CulturaLado B

La metamorfosis, por Kafka 3

¿Qué iba a hacer ahora? El siguiente tren salía a las siete, para cogerlo
tendría que haberse dado una prisa loca, el muestrario todavía no
estaba empaquetado, y él mismo no se encontraba especialmente
espabilado y ágil; e incluso si consiguiese coger el tren, no se podía
evitar una reprimenda del jefe, porque el mozo de los recados habría
esperado en el tren de las cinco y ya hacía tiempo que habría dado parte
de su descuido. Era un esclavo del jefe, sin agallas ni juicio. ¿Qué
pasaría si dijese que estaba enfermo? Pero esto sería sumamente
desagradable y sospechoso, porque Gregorio no había estado enfermo
ni una sola vez durante los cinco años de servicio. Seguramente
aparecería el jefe con el médico del seguro, haría reproches a sus padres
por tener un hijo tan vago y se salvaría de todas las objeciones
remitiéndose al médico del seguro, para el que sólo existen hombres
totalmente sanos, pero con aversión al trabajo. ¿Y es que en este caso no
tendría un poco de razón? Gregorio, a excepción de una modorra
realmente superflua después del largo sueño, se encontraba bastante
bien e incluso tenía mucha hambre.
Mientras reflexionaba sobre todo esto con gran rapidez, sin poderse
decidir a abandonar la cama -en este mismo instante el despertador
daba las siete menos cuarto-, llamaron cautelosamente a la puerta que
estaba a la cabecera de su cama.
-Gregorio -dijeron (era la madre)-, son las siete menos cuarto. ¿No ibas a
salir de viaje?
¡Qué dulce voz! Gregorio se asustó, en cambio, al contestar. Escuchó
una voz que, evidentemente, era la suya, pero en la cual, como desde lo
más profundo, se mezclaba un doloroso e incontenible piar, que en el
primer momento dejaba salir las palabras con claridad para, al
prolongarse el sonido, destrozarlas de tal forma que no se sabía si se
había oído bien. Gregorio querría haber contestado detalladamente y
explicarlo todo, pero en estas circunstancias se limitó a decir:
-Sí, sí, gracias madre, ya me levanto.
Probablemente a causa de la puerta de madera no se notaba desde fuera
el cambio en la voz de Gregorio, porque la madre se tranquilizó con
esta respuesta y se marchó de allí. Pero merced a la breve conversación,
los otros miembros de la familia se habían dado cuenta de que
Gregorio, en contra de todo lo esperado, estaba todavía en casa, y ya el
padre llamaba suavemente, pero con el puño, a una de las puertas
laterales.
-¡Gregorio, Gregorio! -gritó-. ¿Qué ocurre? -tras unos instantes insistió
de nuevo con voz más grave-. ¡Gregorio, Gregorio!
Desde la otra puerta lateral se lamentaba en voz baja la hermana.
-Gregorio, ¿no te encuentras bien?, ¿necesitas algo?

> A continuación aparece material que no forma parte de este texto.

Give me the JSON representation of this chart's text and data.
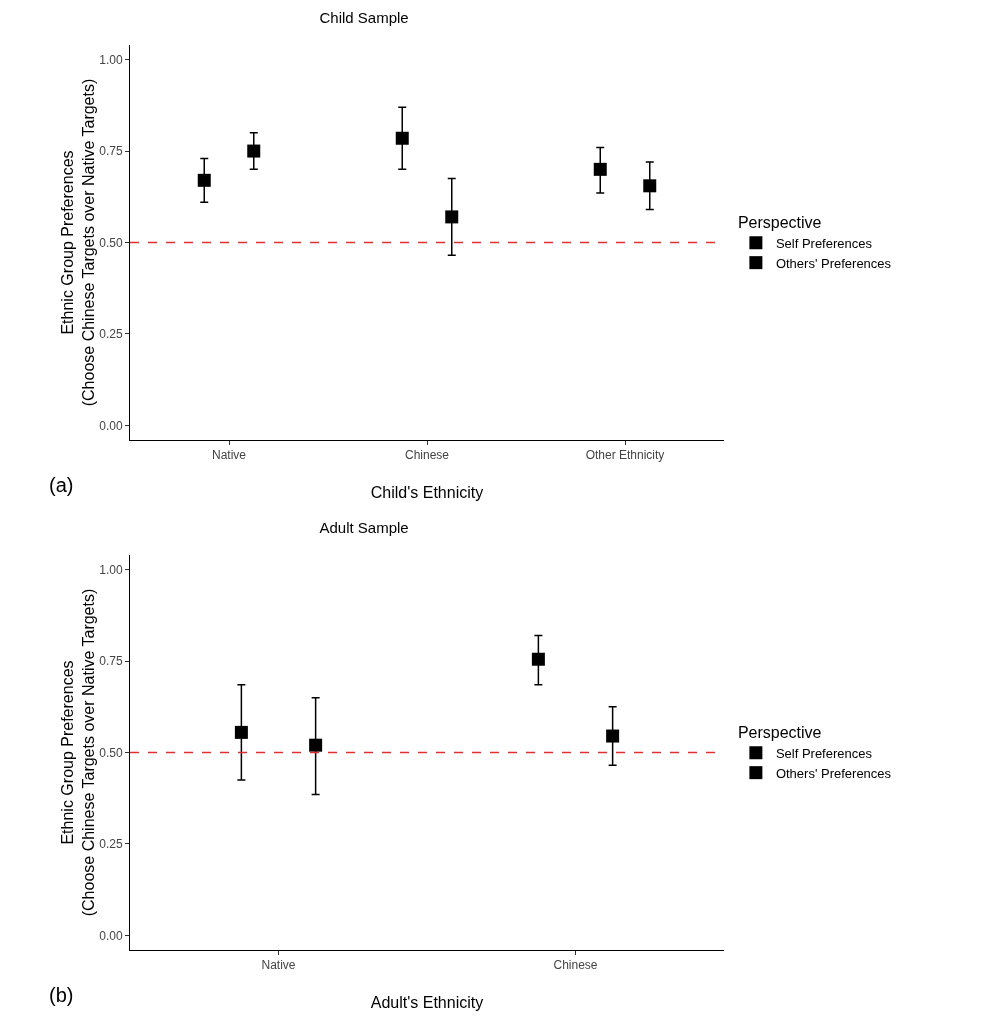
{
  "chart_data": [
    {
      "type": "scatter",
      "title": "Child Sample",
      "xlabel": "Child's Ethnicity",
      "ylabel": "Ethnic Group Preferences\n(Choose Chinese Targets over Native Targets)",
      "legend_title": "Perspective",
      "categories": [
        "Native",
        "Chinese",
        "Other Ethnicity"
      ],
      "series": [
        {
          "name": "Self Preferences",
          "color": "#000000",
          "values": [
            0.67,
            0.785,
            0.7
          ],
          "errors": [
            [
              0.61,
              0.73
            ],
            [
              0.7,
              0.87
            ],
            [
              0.635,
              0.76
            ]
          ]
        },
        {
          "name": "Others' Preferences",
          "color": "#000000",
          "values": [
            0.75,
            0.57,
            0.655
          ],
          "errors": [
            [
              0.7,
              0.8
            ],
            [
              0.465,
              0.675
            ],
            [
              0.59,
              0.72
            ]
          ]
        }
      ],
      "ylim": [
        -0.04,
        1.04
      ],
      "yticks": [
        {
          "value": 0,
          "label": "0.00"
        },
        {
          "value": 0.25,
          "label": "0.25"
        },
        {
          "value": 0.5,
          "label": "0.50"
        },
        {
          "value": 0.75,
          "label": "0.75"
        },
        {
          "value": 1,
          "label": "1.00"
        }
      ],
      "ref_lines": [
        {
          "axis": "y",
          "value": 0.5,
          "color": "#e03030",
          "line_style": "dashed"
        }
      ],
      "marker": "square",
      "grid": false,
      "legend": "right",
      "annotations": [
        "(a)"
      ]
    },
    {
      "type": "scatter",
      "title": "Adult Sample",
      "xlabel": "Adult's Ethnicity",
      "ylabel": "Ethnic Group Preferences\n(Choose Chinese Targets over Native Targets)",
      "legend_title": "Perspective",
      "categories": [
        "Native",
        "Chinese"
      ],
      "series": [
        {
          "name": "Self Preferences",
          "color": "#000000",
          "values": [
            0.555,
            0.755
          ],
          "errors": [
            [
              0.425,
              0.685
            ],
            [
              0.685,
              0.82
            ]
          ]
        },
        {
          "name": "Others' Preferences",
          "color": "#000000",
          "values": [
            0.52,
            0.545
          ],
          "errors": [
            [
              0.385,
              0.65
            ],
            [
              0.465,
              0.625
            ]
          ]
        }
      ],
      "ylim": [
        -0.04,
        1.04
      ],
      "yticks": [
        {
          "value": 0,
          "label": "0.00"
        },
        {
          "value": 0.25,
          "label": "0.25"
        },
        {
          "value": 0.5,
          "label": "0.50"
        },
        {
          "value": 0.75,
          "label": "0.75"
        },
        {
          "value": 1,
          "label": "1.00"
        }
      ],
      "ref_lines": [
        {
          "axis": "y",
          "value": 0.5,
          "color": "#e03030",
          "line_style": "dashed"
        }
      ],
      "marker": "square",
      "grid": false,
      "legend": "right",
      "annotations": [
        "(b)"
      ]
    }
  ]
}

Gregorio contestó hacia ambos lados:
-Ya estoy preparado -y con una pronunciación lo más cuidadosa
posible, y haciendo largas pausas entre las palabras, se esforzó por
despojar a su voz de todo lo que pudiese llamar la atención. El padre
volvió a su desayuno, pero la hermana susurró:
-Gregorio, abre, te lo suplico -pero Gregorio no tenía ni la menor
intención de abrir, más bien elogió la precaución de cerrar las puertas
que había adquirido durante sus viajes, y esto incluso en casa.